A different side of Picasso’s continuing influence can be seen at the Anton Kern Gallery, also in New York, where Mark Grotjahn’s exhibition “Painted Sculpture” is on view through October 29. Here, you might think of Picasso’s Glass of Absinthe, modeled in wax and cast in bronze in an edition of six (with a real absinthe spoon cobbled to each) but then each painted differently. For his works at Kern, Grotjahn, a Los Angeles–based artist, has taken large cardboard boxes as his starting point, gouged three holes in them for eyes and mouth, and appended a long tube (sometimes two) to create a Pinocchio-style nose. If art is fiction, isn’t it a kind of lie? He’s made multiple casts of his rectangular cardboard “masks” in bronze and then used them as canvases for some energetically messy abstract painting that’s often woven together with a lot more subtlety than it seems. The inspiration of masks is an evident commonality with Picasso, but an even more significant connection may be with the cardboard that Picasso used for the deconstructed bodies of his guitars. A box with holes in it is a resonator. Art is still looking for its own ways to make a big noise.
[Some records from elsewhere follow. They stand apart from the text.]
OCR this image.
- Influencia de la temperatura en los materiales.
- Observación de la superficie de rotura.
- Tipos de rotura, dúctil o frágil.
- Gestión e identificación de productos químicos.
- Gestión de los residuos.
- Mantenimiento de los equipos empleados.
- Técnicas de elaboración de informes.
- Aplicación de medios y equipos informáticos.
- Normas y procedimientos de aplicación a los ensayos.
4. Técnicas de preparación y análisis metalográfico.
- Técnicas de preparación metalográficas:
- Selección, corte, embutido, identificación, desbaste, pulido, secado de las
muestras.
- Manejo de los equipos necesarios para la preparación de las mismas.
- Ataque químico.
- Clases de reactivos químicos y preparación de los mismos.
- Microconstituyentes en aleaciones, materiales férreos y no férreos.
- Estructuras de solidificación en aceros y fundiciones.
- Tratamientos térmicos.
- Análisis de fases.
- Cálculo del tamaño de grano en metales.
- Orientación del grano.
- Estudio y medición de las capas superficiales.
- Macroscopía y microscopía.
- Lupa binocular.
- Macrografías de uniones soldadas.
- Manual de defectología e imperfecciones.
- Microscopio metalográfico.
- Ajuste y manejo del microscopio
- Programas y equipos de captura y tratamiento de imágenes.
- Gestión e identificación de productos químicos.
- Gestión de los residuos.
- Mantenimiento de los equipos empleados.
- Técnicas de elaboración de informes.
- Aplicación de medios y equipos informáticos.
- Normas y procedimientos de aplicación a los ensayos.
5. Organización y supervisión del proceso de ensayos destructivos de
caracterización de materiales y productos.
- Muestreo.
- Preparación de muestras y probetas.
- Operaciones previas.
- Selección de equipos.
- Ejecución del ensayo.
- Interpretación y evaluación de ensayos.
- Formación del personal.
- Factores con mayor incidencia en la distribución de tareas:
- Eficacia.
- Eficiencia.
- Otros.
Denning, I suspect, would look askance at connecting his musical heroes—the likes of Louis Armstrong, the Sexteto Habanero, and Umm Kulthum—with a high-art icon like Picasso, let alone his more recent progeny. (Curiously, Kru sailors—members of the same group of West African tribes as the maker of the mask that inspired Picasso—are recurrent though individually anonymous protagonists in Denning’s book for their role in spreading a “trademark two-finger guitar style” around the continent.) Part of what Denning loves about the makers of samba, kroncong, and hula is that they were workers, members of an underclass heralding the coming collapse of colonialism—not representatives of the metropolitan cultures whose dominance was, at least to some extent, shaken in the course of the last century. I understand the difference, but I think there were some secret accords being sounded in the dissonant tones of the new art and music.